I learned that Cage is divisive for people when I finally saw Leaving Las Vegas. I liked the film – its hard not too. But I didn’t love it, and its not even in my Top Five Greatest Nicolas Cage Movies list. I realized after watching the film that I prefer my Cage to be batshit balls-to-the-wall insane. But that doesn’t mean that I don’t want a a quality Cage film.
Along came Mandy.
Directed by Panos Cosmatos, Mandy is a god damn masterpiece. Its art. The narrative is deceptively complex: Nicolas Cage’s character Red watches his girlfriend get murdered by members of a hippie cult. Instead of crying about it (although he does cry and drink vodka in his tighty whities), Red embarks on a murderous rampage – determined to extract justice from the people that took away his girl. There is a biker gang high on angel dust, a chainsaw fight, and a kick-ass soundtrack.
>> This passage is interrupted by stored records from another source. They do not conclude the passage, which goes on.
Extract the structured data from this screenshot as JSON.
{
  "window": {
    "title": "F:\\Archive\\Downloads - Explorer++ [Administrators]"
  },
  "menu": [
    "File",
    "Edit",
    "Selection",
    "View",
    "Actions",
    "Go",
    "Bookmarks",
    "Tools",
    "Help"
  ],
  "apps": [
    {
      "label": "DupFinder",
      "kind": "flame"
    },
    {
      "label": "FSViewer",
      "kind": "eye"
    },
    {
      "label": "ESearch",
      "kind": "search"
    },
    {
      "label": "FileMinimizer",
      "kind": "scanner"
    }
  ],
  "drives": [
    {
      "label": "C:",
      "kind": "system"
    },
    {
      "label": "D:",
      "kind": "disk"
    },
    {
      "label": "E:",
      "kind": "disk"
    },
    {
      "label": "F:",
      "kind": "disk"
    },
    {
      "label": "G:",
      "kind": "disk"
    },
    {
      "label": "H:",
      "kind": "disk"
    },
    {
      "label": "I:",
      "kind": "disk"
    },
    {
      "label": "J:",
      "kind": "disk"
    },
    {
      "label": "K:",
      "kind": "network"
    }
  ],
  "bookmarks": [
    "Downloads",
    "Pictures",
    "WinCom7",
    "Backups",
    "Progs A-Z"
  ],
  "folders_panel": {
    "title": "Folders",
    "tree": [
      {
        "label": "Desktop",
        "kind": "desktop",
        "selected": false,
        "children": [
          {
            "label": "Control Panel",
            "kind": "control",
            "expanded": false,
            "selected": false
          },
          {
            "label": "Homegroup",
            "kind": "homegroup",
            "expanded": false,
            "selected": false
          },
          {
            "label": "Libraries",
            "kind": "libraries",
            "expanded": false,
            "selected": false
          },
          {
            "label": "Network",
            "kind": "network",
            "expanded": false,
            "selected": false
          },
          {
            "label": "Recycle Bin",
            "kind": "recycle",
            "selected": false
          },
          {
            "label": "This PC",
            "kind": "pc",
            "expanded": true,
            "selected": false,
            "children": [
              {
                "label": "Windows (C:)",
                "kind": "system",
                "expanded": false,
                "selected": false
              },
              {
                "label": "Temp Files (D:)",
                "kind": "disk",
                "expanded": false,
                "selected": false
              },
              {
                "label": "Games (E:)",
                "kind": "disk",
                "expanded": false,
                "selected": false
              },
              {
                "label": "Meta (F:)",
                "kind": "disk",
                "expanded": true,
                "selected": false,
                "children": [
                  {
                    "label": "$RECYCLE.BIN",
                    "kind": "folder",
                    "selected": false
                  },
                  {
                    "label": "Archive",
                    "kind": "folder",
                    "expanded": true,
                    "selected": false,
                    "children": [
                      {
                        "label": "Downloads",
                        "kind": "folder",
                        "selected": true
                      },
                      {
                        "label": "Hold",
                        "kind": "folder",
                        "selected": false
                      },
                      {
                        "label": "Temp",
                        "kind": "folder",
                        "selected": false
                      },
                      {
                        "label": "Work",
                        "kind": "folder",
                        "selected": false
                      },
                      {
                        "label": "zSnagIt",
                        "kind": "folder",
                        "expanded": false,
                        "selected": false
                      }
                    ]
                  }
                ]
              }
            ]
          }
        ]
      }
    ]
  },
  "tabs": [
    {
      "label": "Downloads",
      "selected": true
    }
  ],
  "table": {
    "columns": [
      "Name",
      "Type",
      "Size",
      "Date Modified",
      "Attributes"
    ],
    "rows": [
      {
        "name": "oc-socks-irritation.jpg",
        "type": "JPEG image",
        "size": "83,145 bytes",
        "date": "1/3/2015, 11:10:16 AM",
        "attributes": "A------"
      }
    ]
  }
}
The movie itself is so multi-layered and ambient, that it is a requirement to watch multiple times. There is so much to figure out and understand – about the characters and their journey, and the themes that Cosmatos develops. This is a very deep film. Viscerally, Mandy will linger with you. No question that this movie is more than just my favorite Nicolas Cage film, it is one of my favorite films. Period.
Cosmatos is gifted at using Nicolas Cage to his full potential. In a film that exists at the level of 11, Cage and his over-the-top acting style are right at home. His characterization of Red is never campy and doesn’t suffer like other Cage performances. This was a movie (in both narrative and style) that just fits with Cage. I am really hoping that Cosmatos and Cage team up for future films. It is refreshing to see an actor and a director working so well together.
So what does this have to do with a blog about books? Fair question. Sometimes it isn’t just about the power of written narrative, but the power of telling a story. And Nicolas Cage is a very good storyteller.